The Washington Huskies (3-4 overall, 1-3 Pacific-12 Conference) are staggering through a losing streak of three games or more for the fourth time in Steve Sarkisian’s four seasons as coach.
His first season (2009), Washington lost four in a row to start the second half of the season before winning the last two.
In 2010, Washington dipped to 3-6 following three consecutive thumpings by ranked teams, during which it was outscored, 138-30, before recovering by winning the next three in a row – the last two narrowly – to earn a Holiday Bowl berth.
In 2011, Washington was battered late in the season three consecutive times by a total of 112-55. It handled Washington State in the Apple Cup to snap the three-game losing streak.
This season, the Huskies have been outscored in the past three debacles, 128-52.
Can they fix it again?
Getting right will be a chore this time because seventh-ranked and unbeaten Oregon State looms Saturday.
The Huskies need to plug the middle of their defense. Get the quarterback to believe in play calls. Have a consistent game on the offensive line.
All have proven elusive, which left Sarkisian seeking remedies Monday.
“I only know one way and that’s through hard work to find your way out of it,” Sarkisian said. “There is no magic potion. In times like this, your belief has to be stronger than ever. It can’t be about hope.
“Hope is the guy that goes down to the local liquor store and buys five scratch-offs and hopes to make some money, and belief is the guy that believes in preparation and works hard and when he gets his opportunity he earns his money. We have to play with belief, not hope.’’

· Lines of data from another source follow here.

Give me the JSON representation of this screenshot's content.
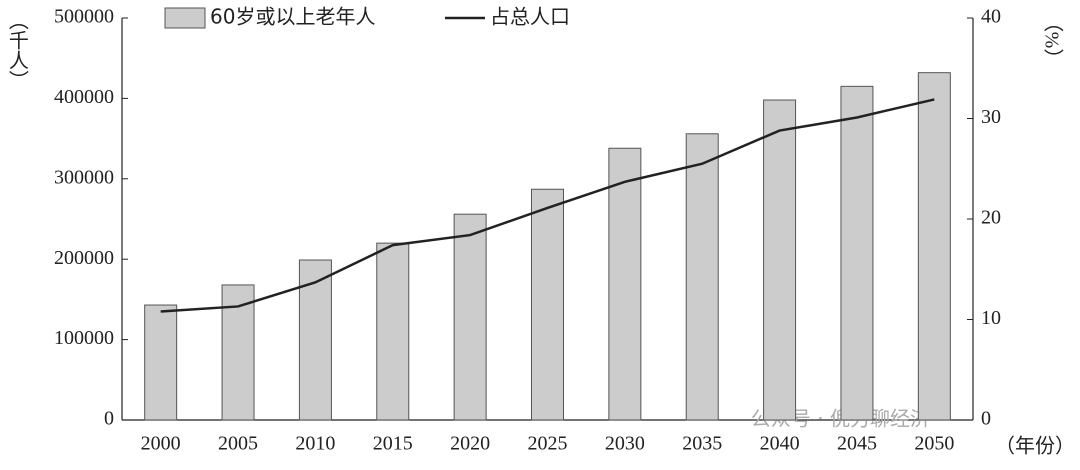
{
  "chart_data": {
    "type": "bar_line",
    "y_label": "（千人）",
    "y2_label": "（%）",
    "x_label": "（年份）",
    "watermark": "公众号 · 倪刃聊经济",
    "categories": [
      "2000",
      "2005",
      "2010",
      "2015",
      "2020",
      "2025",
      "2030",
      "2035",
      "2040",
      "2045",
      "2050"
    ],
    "series": [
      {
        "name": "60岁或以上老年人",
        "type": "bar",
        "color": "#cccccc",
        "values": [
          143000,
          168000,
          199000,
          220000,
          256000,
          287000,
          338000,
          356000,
          398000,
          415000,
          432000
        ]
      },
      {
        "name": "占总人口",
        "type": "line",
        "axis": "y2",
        "color": "#222222",
        "values": [
          10.8,
          11.3,
          13.7,
          17.4,
          18.4,
          21.1,
          23.7,
          25.5,
          28.8,
          30.1,
          31.9
        ]
      }
    ],
    "ylim": [
      0,
      500000
    ],
    "yticks": [
      0,
      100000,
      200000,
      300000,
      400000,
      500000
    ],
    "y2lim": [
      0,
      40
    ],
    "y2ticks": [
      0,
      10,
      20,
      30,
      40
    ]
  }
}
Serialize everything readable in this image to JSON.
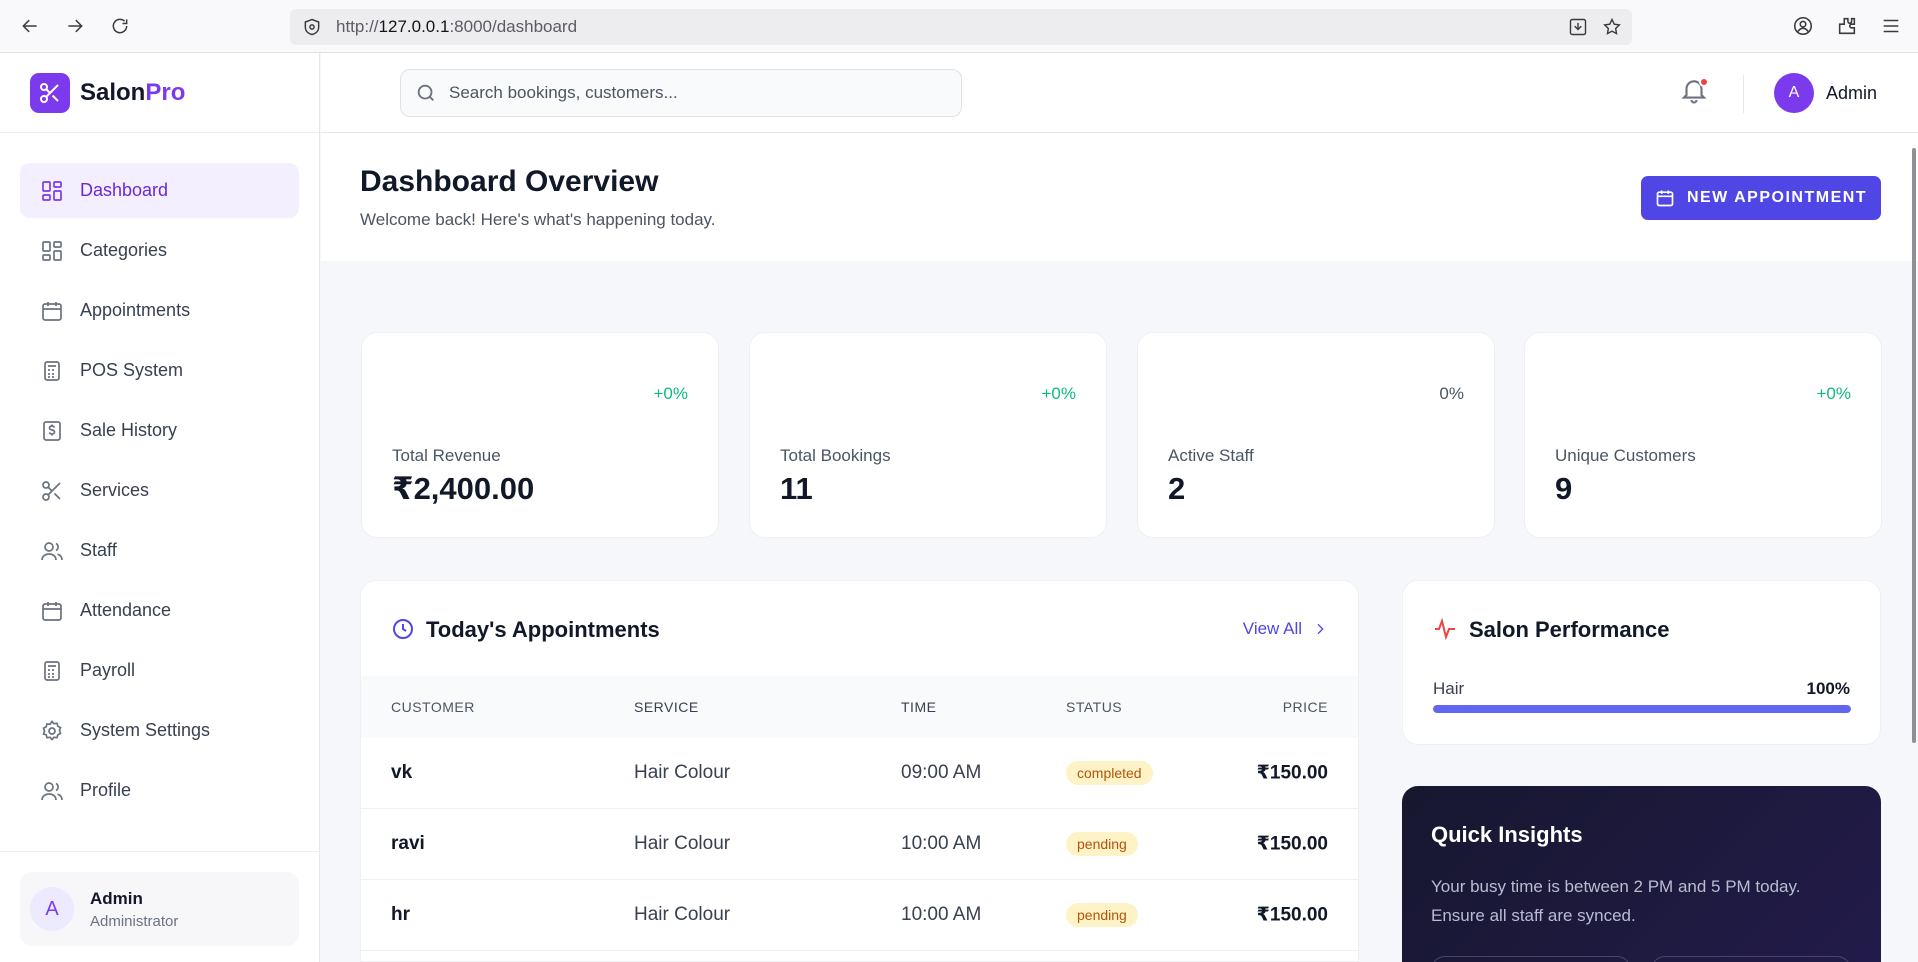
{
  "browser": {
    "url_prefix": "http://",
    "url_host": "127.0.0.1",
    "url_rest": ":8000/dashboard"
  },
  "brand": {
    "name_part1": "Salon",
    "name_part2": "Pro"
  },
  "sidebar": {
    "items": [
      {
        "label": "Dashboard",
        "icon": "grid-icon",
        "active": true
      },
      {
        "label": "Categories",
        "icon": "grid-icon"
      },
      {
        "label": "Appointments",
        "icon": "calendar-icon"
      },
      {
        "label": "POS System",
        "icon": "calculator-icon"
      },
      {
        "label": "Sale History",
        "icon": "receipt-icon"
      },
      {
        "label": "Services",
        "icon": "scissors-icon"
      },
      {
        "label": "Staff",
        "icon": "users-icon"
      },
      {
        "label": "Attendance",
        "icon": "calendar-icon"
      },
      {
        "label": "Payroll",
        "icon": "calculator-icon"
      },
      {
        "label": "System Settings",
        "icon": "gear-icon"
      },
      {
        "label": "Profile",
        "icon": "users-icon"
      }
    ],
    "user": {
      "initial": "A",
      "name": "Admin",
      "role": "Administrator"
    }
  },
  "topbar": {
    "search_placeholder": "Search bookings, customers...",
    "user_initial": "A",
    "user_name": "Admin"
  },
  "header": {
    "title": "Dashboard Overview",
    "subtitle": "Welcome back! Here's what's happening today.",
    "new_button": "NEW APPOINTMENT"
  },
  "stats": [
    {
      "label": "Total Revenue",
      "value": "₹2,400.00",
      "delta": "+0%"
    },
    {
      "label": "Total Bookings",
      "value": "11",
      "delta": "+0%"
    },
    {
      "label": "Active Staff",
      "value": "2",
      "delta": "0%"
    },
    {
      "label": "Unique Customers",
      "value": "9",
      "delta": "+0%"
    }
  ],
  "appointments": {
    "title": "Today's Appointments",
    "view_all": "View All",
    "columns": {
      "customer": "CUSTOMER",
      "service": "SERVICE",
      "time": "TIME",
      "status": "STATUS",
      "price": "PRICE"
    },
    "rows": [
      {
        "customer": "vk",
        "service": "Hair Colour",
        "time": "09:00 AM",
        "status": "completed",
        "price": "₹150.00"
      },
      {
        "customer": "ravi",
        "service": "Hair Colour",
        "time": "10:00 AM",
        "status": "pending",
        "price": "₹150.00"
      },
      {
        "customer": "hr",
        "service": "Hair Colour",
        "time": "10:00 AM",
        "status": "pending",
        "price": "₹150.00"
      }
    ]
  },
  "performance": {
    "title": "Salon Performance",
    "label": "Hair",
    "value_text": "100%",
    "fraction": 1.0
  },
  "insights": {
    "title": "Quick Insights",
    "text": "Your busy time is between 2 PM and 5 PM today. Ensure all staff are synced."
  },
  "colors": {
    "accent": "#4f46e5",
    "brand": "#7c3aed",
    "success": "#10b981"
  }
}
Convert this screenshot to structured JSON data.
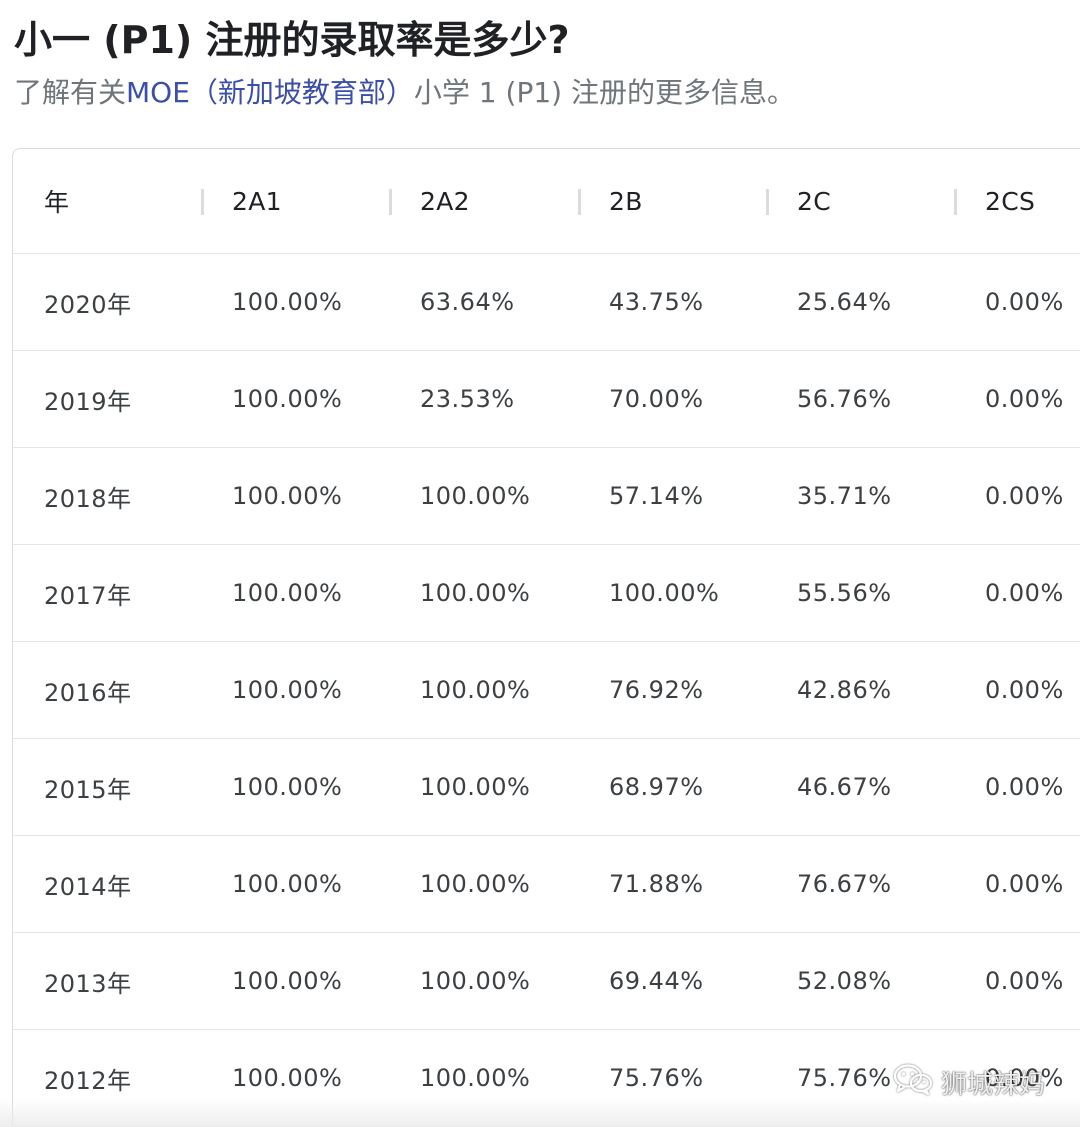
{
  "heading": {
    "title": "小一 (P1) 注册的录取率是多少?",
    "subtitle_prefix": "了解有关",
    "subtitle_link": "MOE（新加坡教育部）",
    "subtitle_suffix": "小学 1 (P1) 注册的更多信息。"
  },
  "table": {
    "headers": [
      "年",
      "2A1",
      "2A2",
      "2B",
      "2C",
      "2CS"
    ],
    "rows": [
      [
        "2020年",
        "100.00%",
        "63.64%",
        "43.75%",
        "25.64%",
        "0.00%"
      ],
      [
        "2019年",
        "100.00%",
        "23.53%",
        "70.00%",
        "56.76%",
        "0.00%"
      ],
      [
        "2018年",
        "100.00%",
        "100.00%",
        "57.14%",
        "35.71%",
        "0.00%"
      ],
      [
        "2017年",
        "100.00%",
        "100.00%",
        "100.00%",
        "55.56%",
        "0.00%"
      ],
      [
        "2016年",
        "100.00%",
        "100.00%",
        "76.92%",
        "42.86%",
        "0.00%"
      ],
      [
        "2015年",
        "100.00%",
        "100.00%",
        "68.97%",
        "46.67%",
        "0.00%"
      ],
      [
        "2014年",
        "100.00%",
        "100.00%",
        "71.88%",
        "76.67%",
        "0.00%"
      ],
      [
        "2013年",
        "100.00%",
        "100.00%",
        "69.44%",
        "52.08%",
        "0.00%"
      ],
      [
        "2012年",
        "100.00%",
        "100.00%",
        "75.76%",
        "75.76%",
        "0.00%"
      ]
    ]
  },
  "watermark": {
    "text": "狮城辣妈",
    "icon": "wechat-icon"
  },
  "colors": {
    "link": "#3c4fa8",
    "text": "#202124",
    "muted": "#70757a",
    "border": "#dadce0"
  }
}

It appears of late quarterback Keith Price has been playing with little of each.
Sarkisian said after the 52-14 loss to Arizona on Saturday night in Tucson that the trust between Price and himself has declined, and he would spend the flight back figuring out why.
Monday, Sarkisian said he and Price went through a similar spell midway through last season, though that did not result in the rash of turnovers of this season (Price has 10 in the past three games) .
Sarkisian was a quarterback at BYU and in the Canadian Football League. Relating to a quarterback is viewed as his forte. He has grappled with Price’s problems.
“I felt like I think like Keith felt – I want to make sure about the call, rather than, ‘I’m not so sure’ – I want to make sure,” Sarkisian said. “In turn, what happens, you are trying to see guys get open rather than anticipate them getting open. That’s the biggest issue with it, to me.”
So, in this instance, seeing is not believing. Awaiting a visually open receiver is discarding the anticipation a quarterback needs to play with, so that produces multiple problems.
Sarkisian explained that a quarterback with that approach can be late with the ball. The rush can catch up because he holds the ball too long. Passing windows close.
“When you add all that up, that’s not great,” he said.